Page 65 of Caged Bird

I couldn’t even pretend it was Zane’s touch. I knew what that felt like now, and it was nothing like the possessive groping Eddie was fond of.

Zane’s touch was the opposite. It was sweet. Kind. Respectful.

Wanted.

So very, very wanted. Just the look we’d shared earlier before he’d gone outside had sent heat racing through my veins, and that warm bubble of attraction hadn’t disappeared since, even though he’d been out in the yard for hours.

Otis and Margaret had come inside and quietly disappeared upstairs with food I’d pressed into Margaret’s hand as she’d passed. I’d caught her arm just long enough to whisper in her ear to lock Otis’s bedroom door and barricade it with his bed or whatever else the two of them could push in front of it between the two of them.

It was the safest I could make them. I couldn’t hide Margaret in a box the way I did with Otis.

Cars and trucks and bikes rolled in, more and more people arriving for Eddie’s party, his crew and Zane ushering them all to the back of the house where I’d laid out a table with food, and drinks flowed from the keg Spider had brought.

Each new arrival sent my anxiety to a higher level, until I was visibly trembling, watching Eddie practice strutting around the house, so when he made his grand entrance to the party, he looked like the strong, in-command leader he so desperately wanted to be, so Carlos Guerra would see him as an equal.

All I could think about was the last party we’d had here. And how it had ended in a pool of blood and me spending a week wondering if I was going to die, chained up in this godforsaken house, my child perishing right along with me.

I squeezed my eyes shut, trying to get myself under control.

That wasn’t going to happen again.

Zane had promised he wasn’t leaving without me.

Maybe it was stupid to believe him, when he was just as much a prisoner here as I was, but my heart needed to. When Zane had made that promise, I’d seen the raw honesty of it in his eyes, and I’d known he meant every word.

We would get out.

We had to.

The looks he shot me from the back of the yard filled me with a hope I had no right feeling.

Eddie peeped out and swore beneath his breath. “They’re here.”

“Who?”

“Guerra and his wife.” Eddie grinned at me. “A partnership with them is going to mean big things for me, Peach. BIG things.”

I didn’t know what that meant, and I didn’t want to know.

If Eddie wanted to be in business with someone, I doubted they were people I wanted to have anything to do with. So I just murmured an obligatory, “Good luck.”

His cocky arrogance rose to the surface. “Don’t need luck. They’ll be begging for me to step up and take on a bigger role before the end of the night. I’ve been fucking spotless for them. Never missed a payment or a delivery. I’ve earned my place at Guerra’s side, Peach. He fucking owes me.”

I just nodded, unable to dredge up any more empty words for a man who only wanted his ego fed. “I’ll go outside and make sure the food isn’t running low.”
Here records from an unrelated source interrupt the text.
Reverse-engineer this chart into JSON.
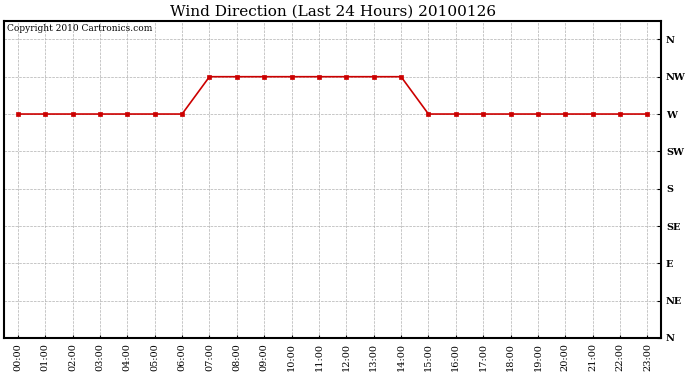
{
  "title": "Wind Direction (Last 24 Hours) 20100126",
  "copyright_text": "Copyright 2010 Cartronics.com",
  "background_color": "#ffffff",
  "plot_bg_color": "#ffffff",
  "line_color": "#cc0000",
  "grid_color": "#b0b0b0",
  "x_hours": [
    0,
    1,
    2,
    3,
    4,
    5,
    6,
    7,
    8,
    9,
    10,
    11,
    12,
    13,
    14,
    15,
    16,
    17,
    18,
    19,
    20,
    21,
    22,
    23
  ],
  "wind_values": [
    6,
    6,
    6,
    6,
    6,
    6,
    6,
    7,
    7,
    7,
    7,
    7,
    7,
    7,
    7,
    6,
    6,
    6,
    6,
    6,
    6,
    6,
    6,
    6
  ],
  "y_tick_labels": [
    "N",
    "NE",
    "E",
    "SE",
    "S",
    "SW",
    "W",
    "NW",
    "N"
  ],
  "title_fontsize": 11,
  "tick_fontsize": 7,
  "copyright_fontsize": 6.5,
  "marker_size": 3,
  "line_width": 1.2
}
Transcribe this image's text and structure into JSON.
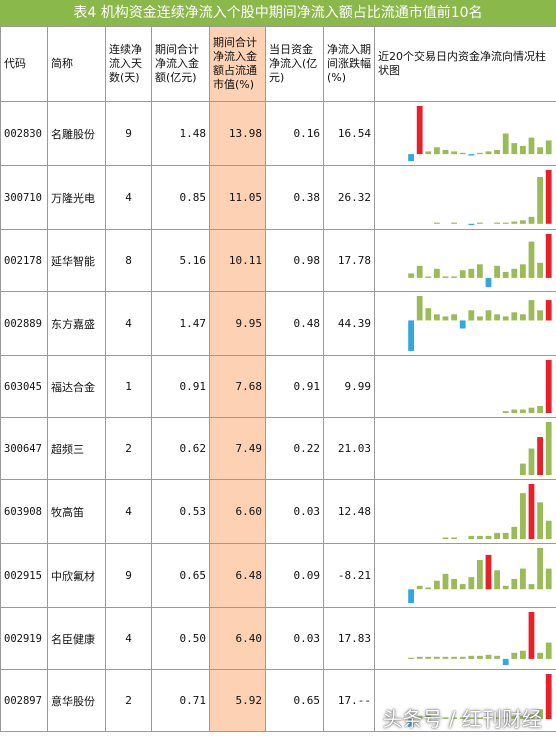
{
  "title": "表4  机构资金连续净流入个股中期间净流入额占比流通市值前10名",
  "headers": [
    "代码",
    "简称",
    "连续净流入天数(天)",
    "期间合计净流入金额(亿元)",
    "期间合计净流入金额占流通市值(%)",
    "当日资金净流入(亿元)",
    "净流入期间涨跌幅(%)",
    "近20个交易日内资金净流向情况柱状图"
  ],
  "rows": [
    {
      "code": "002830",
      "name": "名雕股份",
      "days": "9",
      "inflow": "1.48",
      "pct": "13.98",
      "today": "0.16",
      "change": "16.54"
    },
    {
      "code": "300710",
      "name": "万隆光电",
      "days": "4",
      "inflow": "0.85",
      "pct": "11.05",
      "today": "0.38",
      "change": "26.32"
    },
    {
      "code": "002178",
      "name": "延华智能",
      "days": "8",
      "inflow": "5.16",
      "pct": "10.11",
      "today": "0.98",
      "change": "17.78"
    },
    {
      "code": "002889",
      "name": "东方嘉盛",
      "days": "4",
      "inflow": "1.47",
      "pct": "9.95",
      "today": "0.48",
      "change": "44.39"
    },
    {
      "code": "603045",
      "name": "福达合金",
      "days": "1",
      "inflow": "0.91",
      "pct": "7.68",
      "today": "0.91",
      "change": "9.99"
    },
    {
      "code": "300647",
      "name": "超频三",
      "days": "2",
      "inflow": "0.62",
      "pct": "7.49",
      "today": "0.22",
      "change": "21.03"
    },
    {
      "code": "603908",
      "name": "牧高笛",
      "days": "4",
      "inflow": "0.53",
      "pct": "6.60",
      "today": "0.03",
      "change": "12.48"
    },
    {
      "code": "002915",
      "name": "中欣氟材",
      "days": "9",
      "inflow": "0.65",
      "pct": "6.48",
      "today": "0.09",
      "change": "-8.21"
    },
    {
      "code": "002919",
      "name": "名臣健康",
      "days": "4",
      "inflow": "0.50",
      "pct": "6.40",
      "today": "0.03",
      "change": "17.83"
    },
    {
      "code": "002897",
      "name": "意华股份",
      "days": "2",
      "inflow": "0.71",
      "pct": "5.92",
      "today": "0.65",
      "change": "17.--"
    }
  ],
  "chart_data": {
    "type": "bar",
    "colors": {
      "positive": "#9bbb59",
      "negative": "#33a8e0",
      "highlight": "#e8202a"
    },
    "series": [
      {
        "values": [
          0,
          0,
          0,
          -0.5,
          3.5,
          0.2,
          0.5,
          0.3,
          0.2,
          0.1,
          -0.1,
          0.1,
          0.2,
          0.3,
          1.5,
          0.8,
          0.6,
          1.2,
          0.5,
          1.0
        ],
        "highlight": [
          4
        ]
      },
      {
        "values": [
          0,
          0,
          0,
          0,
          0,
          0,
          0.1,
          0,
          0.1,
          0,
          -0.1,
          0.1,
          0,
          0.1,
          0.1,
          0.2,
          0.3,
          0.6,
          4.0,
          4.6
        ],
        "highlight": [
          19
        ]
      },
      {
        "values": [
          0,
          0,
          0,
          0.3,
          0.8,
          0.1,
          0.6,
          0.1,
          0.1,
          0.5,
          0.6,
          0.9,
          -0.6,
          0.8,
          0.4,
          0.6,
          0.9,
          2.4,
          1.0,
          2.9
        ],
        "highlight": [
          19
        ]
      },
      {
        "values": [
          0,
          0,
          0,
          -1.5,
          1.2,
          0.6,
          0.3,
          0.2,
          0.3,
          -0.4,
          0.5,
          0.2,
          0.5,
          0.3,
          0.2,
          0.4,
          0.3,
          1.0,
          0.5,
          1.0
        ],
        "highlight": [
          19
        ]
      },
      {
        "values": [
          0,
          0,
          0,
          0,
          0,
          0,
          0,
          0,
          0,
          0,
          0,
          0,
          0,
          0,
          0.1,
          0.2,
          0.2,
          0.3,
          0.4,
          3.0
        ],
        "highlight": [
          19
        ]
      },
      {
        "values": [
          0,
          0,
          0,
          0,
          0,
          0,
          0,
          0,
          0,
          0,
          0,
          0,
          0,
          0,
          0,
          0,
          0.3,
          0.7,
          1.0,
          1.4
        ],
        "highlight": [
          18
        ]
      },
      {
        "values": [
          0,
          0,
          0,
          0,
          0,
          0,
          0,
          0.05,
          0.05,
          0,
          0.1,
          0.1,
          0.1,
          0.2,
          0.2,
          0.4,
          1.5,
          1.8,
          1.2,
          0.6
        ],
        "highlight": [
          17
        ]
      },
      {
        "values": [
          0,
          0,
          0,
          -0.8,
          0.2,
          0.1,
          0.5,
          0.9,
          0.6,
          0.3,
          0.7,
          1.7,
          2.0,
          1.1,
          0.2,
          0.6,
          1.2,
          0.3,
          2.4,
          1.2
        ],
        "highlight": [
          12
        ]
      },
      {
        "values": [
          0,
          0,
          0,
          0.05,
          0.1,
          0.1,
          0.1,
          0.1,
          0.1,
          0.1,
          0.15,
          0.15,
          0.2,
          0.15,
          -0.3,
          0.3,
          0.4,
          2.3,
          0.3,
          0.8
        ],
        "highlight": [
          17
        ]
      },
      {
        "values": [
          0,
          0,
          0,
          -0.5,
          0.2,
          0.3,
          0.1,
          0.1,
          0.1,
          0.1,
          0.1,
          0.1,
          0.1,
          0.1,
          0.1,
          0.2,
          0.2,
          0.3,
          0.6,
          2.8
        ],
        "highlight": [
          19
        ]
      }
    ]
  }
}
Eddie nodded. “Good. And then I’ll make my entrance.”

I fought the urge to roll my eyes and turned away before he could see my expression.

I pushed my way through the back door and hurried down the steps quietly, hoping I blended into the shadows of the night. Zane had replaced the bulb in the single spotlight that helped light the yard, and he’d piled up wood for a bonfire which now crackled with flames, spreading a soft orange glow that helped the spotlight along.

There was enough light to see the large group that had gathered to party, some perched on the old stone retaining wall,others on the array of mismatched cheap plastic chairs we’d collected over the years from God only knows where. Probably the side of the road.

Eddie made his grand entrance to cheers and wolf whistles from his crew, and he smiled charmingly, descending the stairs without so much as a grimace, though I knew it had to be hurting him.

Or maybe that handful of pills he’d downed in the kitchen was already working.

I found a shadowy spot at the edge of the pool of light to watch Eddie’s triumphant public return to the land of the living. There was more than one, “Takes more than a bullet to slow me down,” type statements from his obnoxious mouth, each one making me hate him just a little bit more.